La psychanalyse n’est pas une science totale qui pourrait révéler toutes les vérités cachées. Lacan (1977) parlait du réel, cette part de l’expérience humaine qui échappe au langage et à la symbolisation. Le réel est ce qui résiste à l’analyse, ce qui ne peut être mis en mots, ni pleinement compris. C’est la limite même de la psychanalyse : il y a des aspects de l’inconscient qui resteront toujours hors de portée, inaccessibles.

De plus, la psychanalyse repose sur un engagement de la part du patient.

Si ce dernier refuse de s'engager dans le transfert, s'il rejette la dynamique du "Sujet supposé savoir", alors l’analyse ne peut pas fonctionner. Il existe donc des résistances, des obstacles insurmontables, comme la "connerie", qui empêchent le processus analytique de se dérouler pleinement (Vanier, 2013).

Qu'est-ce qui effraie vraiment dans la démarche psychanalytique ?

Peut-être vous êtes-vous déjà demandé ce qui, au fond, rend la psychanalyse si intimidante.

Ce n’est pas seulement le processus en lui-même, mais plutôt ce qu'il promet de révéler.

Imaginez-vous, devant une porte fermée, dont vous savez qu'elle mène aux coins les plus obscurs de votre esprit, là où résident des vérités que vous avez soigneusement enfouies. Cette porte, la psychanalyse vous invite à l'ouvrir, mais elle ne vous dit jamais exactement ce que vous allez trouver de l'autre côté.

Pourquoi alors certaines personnes refusent-elles d'entrer en analyse ?

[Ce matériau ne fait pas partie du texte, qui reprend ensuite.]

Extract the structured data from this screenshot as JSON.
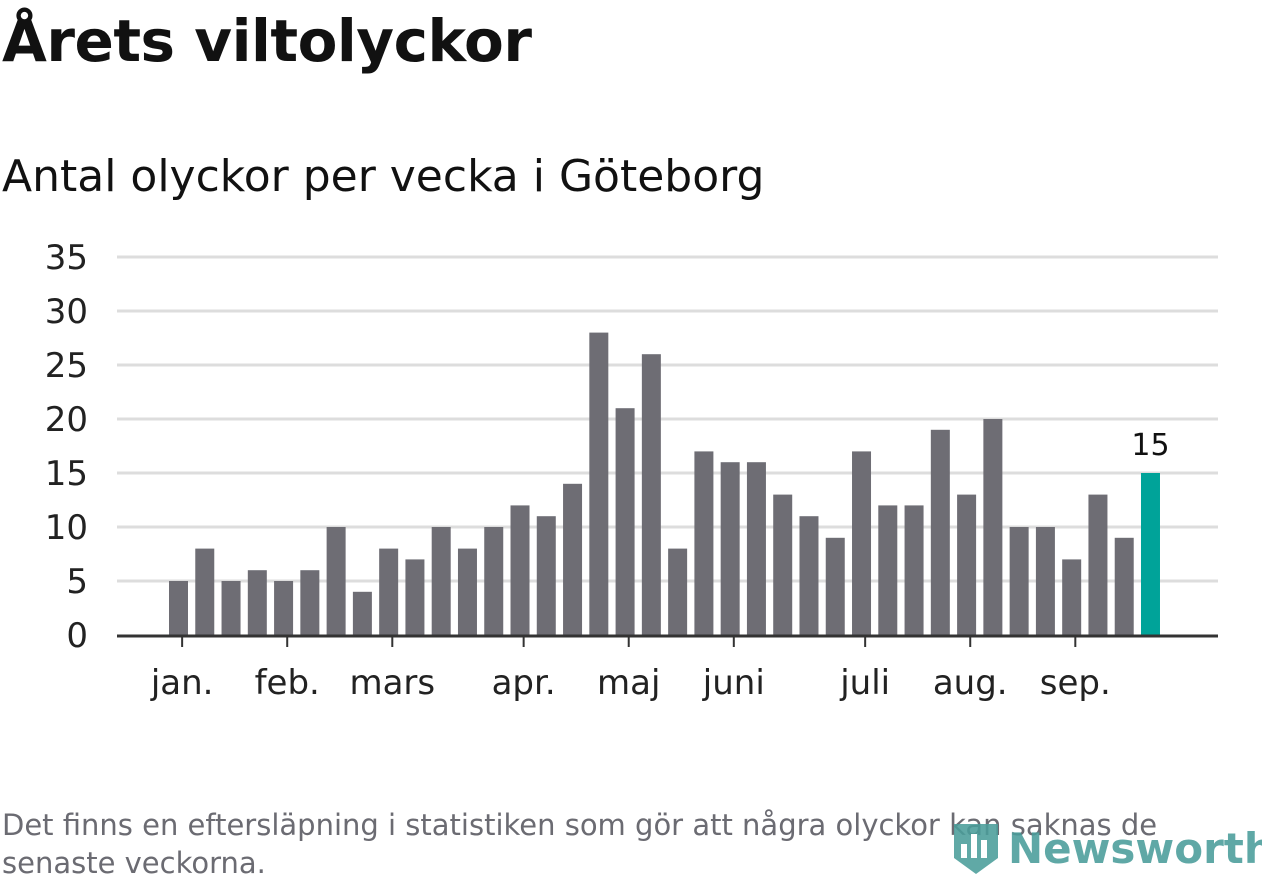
{
  "header": {
    "title": "Årets viltolyckor",
    "subtitle": "Antal olyckor per vecka i Göteborg"
  },
  "footnote": "Det finns en eftersläpning i statistiken som gör att några olyckor kan saknas de senaste veckorna.",
  "logo": {
    "text": "Newsworthy",
    "icon": "newsworthy-logo-icon",
    "color": "#4a9d9a"
  },
  "colors": {
    "bar": "#6e6d74",
    "highlight": "#00a399",
    "grid": "#dddddd",
    "axis": "#333333"
  },
  "chart_data": {
    "type": "bar",
    "title": "Antal olyckor per vecka i Göteborg",
    "xlabel": "",
    "ylabel": "",
    "ylim": [
      0,
      35
    ],
    "yticks": [
      0,
      5,
      10,
      15,
      20,
      25,
      30,
      35
    ],
    "grid": true,
    "values": [
      5,
      8,
      5,
      6,
      5,
      6,
      10,
      4,
      8,
      7,
      10,
      8,
      10,
      12,
      11,
      14,
      28,
      21,
      26,
      8,
      17,
      16,
      16,
      13,
      11,
      9,
      17,
      12,
      12,
      19,
      13,
      20,
      10,
      10,
      7,
      13,
      9,
      15
    ],
    "highlight_index": 37,
    "highlight_label": "15",
    "month_labels": [
      {
        "label": "jan.",
        "bar_position": 0.5
      },
      {
        "label": "feb.",
        "bar_position": 4.5
      },
      {
        "label": "mars",
        "bar_position": 8.5
      },
      {
        "label": "apr.",
        "bar_position": 13.5
      },
      {
        "label": "maj",
        "bar_position": 17.5
      },
      {
        "label": "juni",
        "bar_position": 21.5
      },
      {
        "label": "juli",
        "bar_position": 26.5
      },
      {
        "label": "aug.",
        "bar_position": 30.5
      },
      {
        "label": "sep.",
        "bar_position": 34.5
      }
    ]
  }
}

La réponse se trouve peut-être dans la peur de ce que la psychanalyse pourrait révéler. S'engager dans une analyse, c'est accepter de se confronter à des vérités parfois désagréables sur soi-même. La psychanalyse ne promet pas un confort immédiat ni une solution rapide à la souffrance. Elle ouvre un espace où le sujet doit affronter ses désirs les plus enfouis, ses traumatismes refoulés, ses conflits intérieurs.

Cette confrontation peut être effrayante.

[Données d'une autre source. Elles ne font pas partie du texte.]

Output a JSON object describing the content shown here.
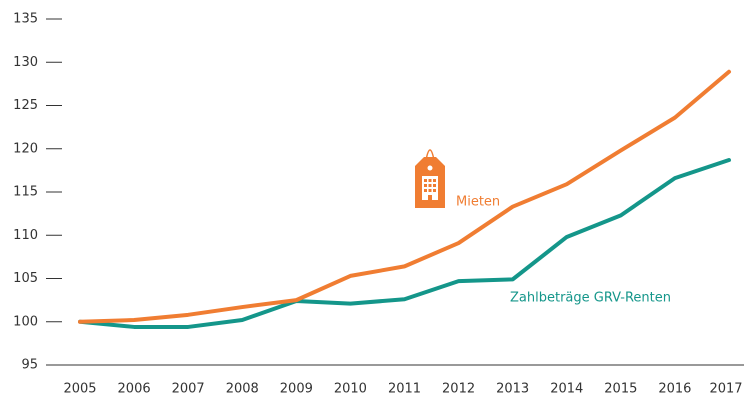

Et c'est parfois cette peur qui conduit au refus de l’analyse. Certains choisissent de rester dans leurs certitudes plutôt que d'affronter cette zone d’inconnu qu'est leur propre inconscient. Ce refus peut s'apparenter à ce que Lacan appelle la "connerie", cette attitude de fermeture qui empêche toute remise en question (Lacan, 2001). La psychanalyse ne peut rien pour ceux qui refusent de savoir.

Faut-il avoir peur de la psychanalyse ?

Si la psychanalyse est exigeante, si elle nécessite une confrontation avec des vérités inconfortables, doit-on en avoir peur ?

La réponse dépend de vous.

Si vous êtes prêt à explorer votre inconscient, à affronter ce que vous avez peut-être refoulé, alors la psychanalyse peut être un outil puissant de découverte de soi. Mais si cette idée vous effraie, si vous préférez rester dans vos certitudes, alors il est possible que la psychanalyse ne vous convienne pas pour l’instant.

Cependant, cette peur, aussi légitime soit-elle, ne devrait pas constituer un frein. La psychanalyse n’est pas un processus destructeur. Elle vise à révéler des vérités sur vous-même, mais dans le but de vous aider à mieux vous comprendre, à mieux vivre avec vos désirs et vos contradictions. Si vous acceptez cette confrontation, vous pourriez découvrir des aspects de vous-même que vous n'aviez jamais soupçonnés, et cela pourrait être profondément libérateur (Vanier, 2013).

En conclusion,

En affirmant que la psychanalyse est un remède contre l'ignorance mais impuissante face à la "connerie", Lacan ne portait aucun jugement moral. Il soulignait simplement que la psychanalyse a des limites. Elle peut dissiper l'ignorance, à condition que le sujet accepte de se confronter à son inconscient. Mais face à la "connerie", cette fermeture volontaire à toute forme de savoir, la psychanalyse est impuissante. Elle ne peut rien pour ceux qui refusent de savoir. Ainsi, la psychanalyse est un outil puissant, mais il appartient à chacun de décider s’il est prêt à se confronter à ce que son inconscient a à révéler.

Références

Lacan, J. (1977). Écrits (A. Sheridan, Trans.). Norton & Company.

Lacan, J. (2001). Autres écrits. Seuil.

Vanier, A. (2013). Introduction à la psychanalyse de Lacan. PUF.